2 cups beet greens, chopped
1/2 cup walnuts, toasted
1/4 cup grated Parmesan
1/3 cup olive oil
juice from 1/2 lemon
good pinch of salt and pepper
Place ingredients in a food processor and pulse until chopped and combined well.
goat cheese spread
This should be enough spread for one-round-of-dough-worth of tarts.
6 ounces goat cheese, soft
2-4 tablespoons beet greens pesto
Put the goat cheese in a bowl and add 2 tablespoons of pesto. Mix, and add more as desired.
adapted from Good to the Grain by Kim Boyce
I only used one round of dough; the other can be frozen and kept for up to a month. It freezes very well; just remove from the freezer the night before using and keep in the fridge to thaw.
1 cup spelt flour
1 2/3 cup all-purpose flour
1 tablespoon sugar
1 teaspoon salt
12 tablespoons unsalted butter
1/2 cup ice water, as needed
Place the flours, sugar, and salt in a large bowl, and whisk together.
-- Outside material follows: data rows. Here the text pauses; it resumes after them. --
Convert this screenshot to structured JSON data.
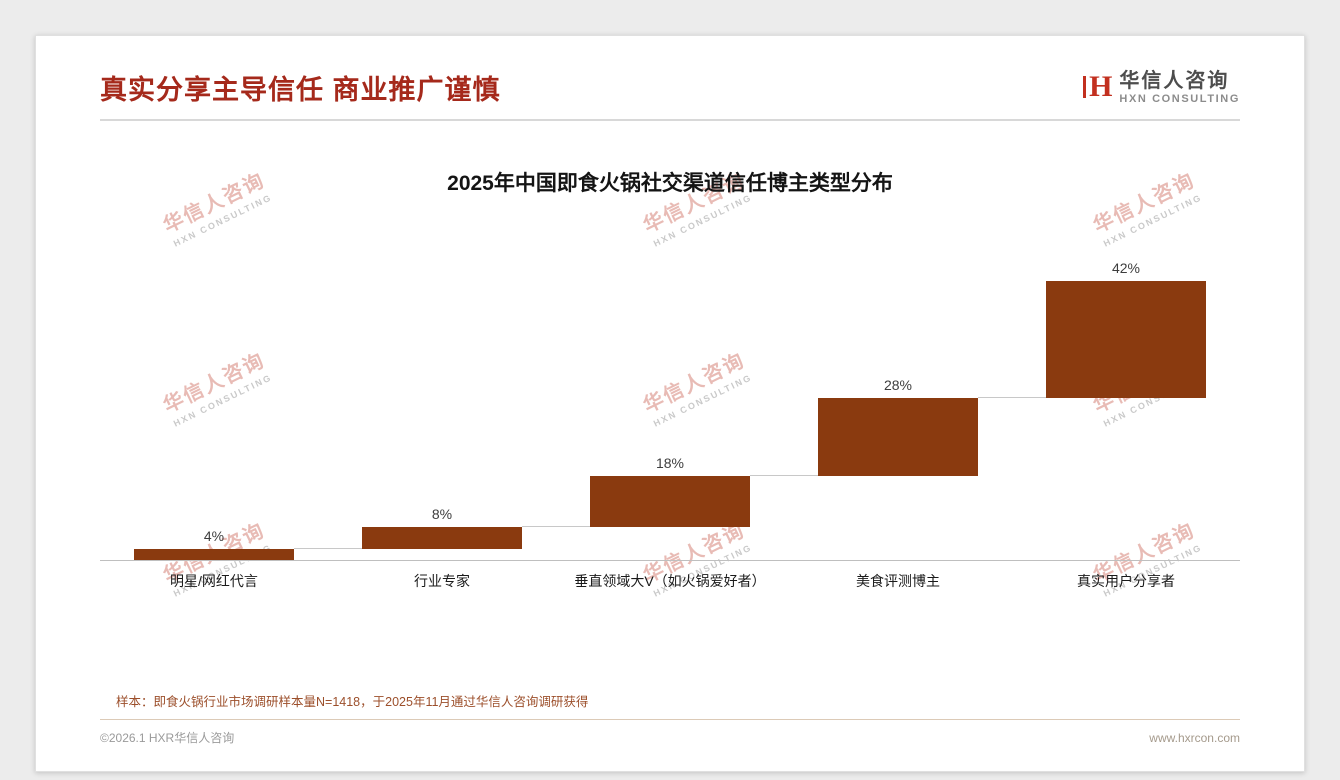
{
  "header": {
    "title": "真实分享主导信任 商业推广谨慎",
    "logo": {
      "mark": "H",
      "name": "华信人咨询",
      "sub": "HXN CONSULTING"
    }
  },
  "chart_data": {
    "type": "bar",
    "subtype": "waterfall",
    "title": "2025年中国即食火锅社交渠道信任博主类型分布",
    "categories": [
      "明星/网红代言",
      "行业专家",
      "垂直领域大V（如火锅爱好者）",
      "美食评测博主",
      "真实用户分享者"
    ],
    "values": [
      4,
      8,
      18,
      28,
      42
    ],
    "labels": [
      "4%",
      "8%",
      "18%",
      "28%",
      "42%"
    ],
    "cumulative_start": [
      0,
      4,
      12,
      30,
      58
    ],
    "ylim": [
      0,
      100
    ],
    "grid": false,
    "legend": false,
    "bar_color": "#8a3a0f"
  },
  "note": "样本：即食火锅行业市场调研样本量N=1418，于2025年11月通过华信人咨询调研获得",
  "footer": {
    "copyright": "©2026.1 HXR华信人咨询",
    "website": "www.hxrcon.com"
  },
  "watermark": {
    "line1": "华信人咨询",
    "line2": "HXN CONSULTING"
  },
  "colors": {
    "title": "#a5291b",
    "bar": "#8a3a0f",
    "note": "#9c4f2b",
    "logo_mark": "#c2301f",
    "watermark_cn": "#e3aba3",
    "watermark_en": "#bcbcbc",
    "axis": "#bfbfbf"
  }
}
Cut the butter into one-inch pieces and add to the bowl. Using your hands or a pastry cutter, work the butter into the flour until it is the size of small peas. Add 1/4 cup of the ice water to the flour mixture, and mix together with a spatula just to moisten the flour. The dough needs to come together in one lump, with a few small, shaggy pieces. If the dough is too dry to come together, add ice water 1 tablespoon at a time until it is ready.
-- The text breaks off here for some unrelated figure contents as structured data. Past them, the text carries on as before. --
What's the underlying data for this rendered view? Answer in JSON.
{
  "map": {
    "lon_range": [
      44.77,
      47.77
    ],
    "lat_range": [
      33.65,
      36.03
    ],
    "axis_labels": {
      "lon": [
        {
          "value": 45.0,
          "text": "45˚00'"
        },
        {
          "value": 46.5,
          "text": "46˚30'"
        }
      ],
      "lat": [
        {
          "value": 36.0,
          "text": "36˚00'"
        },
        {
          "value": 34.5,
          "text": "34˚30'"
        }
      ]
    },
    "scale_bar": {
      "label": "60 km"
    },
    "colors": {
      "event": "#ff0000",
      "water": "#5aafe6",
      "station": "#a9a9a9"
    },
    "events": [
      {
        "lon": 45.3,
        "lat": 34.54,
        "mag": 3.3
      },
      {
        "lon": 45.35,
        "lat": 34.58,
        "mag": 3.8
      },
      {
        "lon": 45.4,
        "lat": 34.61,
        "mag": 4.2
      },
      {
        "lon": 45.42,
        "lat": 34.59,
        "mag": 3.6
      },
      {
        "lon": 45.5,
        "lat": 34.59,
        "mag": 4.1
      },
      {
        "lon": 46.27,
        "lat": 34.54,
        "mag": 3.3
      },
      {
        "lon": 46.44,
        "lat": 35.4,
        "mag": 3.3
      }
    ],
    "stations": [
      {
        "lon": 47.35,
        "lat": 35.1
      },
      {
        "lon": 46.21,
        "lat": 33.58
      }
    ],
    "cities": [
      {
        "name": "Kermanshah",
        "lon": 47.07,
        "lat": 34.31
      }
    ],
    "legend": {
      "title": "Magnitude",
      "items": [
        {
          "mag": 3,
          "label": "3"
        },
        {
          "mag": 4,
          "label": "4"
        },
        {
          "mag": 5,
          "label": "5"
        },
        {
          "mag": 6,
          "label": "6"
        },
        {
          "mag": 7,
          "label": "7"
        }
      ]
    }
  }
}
Flour your work space, and transfer the dough to it. Fraisage the dough.
to fraisage the dough
[also, a You Tube video here]
Turn out the dough onto a lightly floured work surface and gather into a rectangular shaped pile. Use the heel of your hand to smear the dough against the work surface. Continue to smear until all the dough has been worked. Gather into a pile again, and repeat. Separate the dough into two equal pieces, wrap each piece in plastic and chill for one hour [or up to 3 days]
to assemble and bake
Preheat your oven to 350 and line two baking sheets with parchment. Roll out the chilled dough into a 1/4 inch-thick round. Using a biscuit cutter (I used a 2 inch cutter), cut out rounds and place them on the baking sheets. Bake the rounds for 6-7 minutes, just until the dough starts to brown (it should be very light) and starts to puff up. Remove from the oven and let cool slightly. Top each round with a teaspoon of the goat cheese spread, and then top each one with a sliced beet, pressing the beet down gently into the spread. Bake 8-10 minutes more, until the pastry edges are light golden brown. Place sheet pans on a wire rack to cool, and then drizzle each round lightly with honey.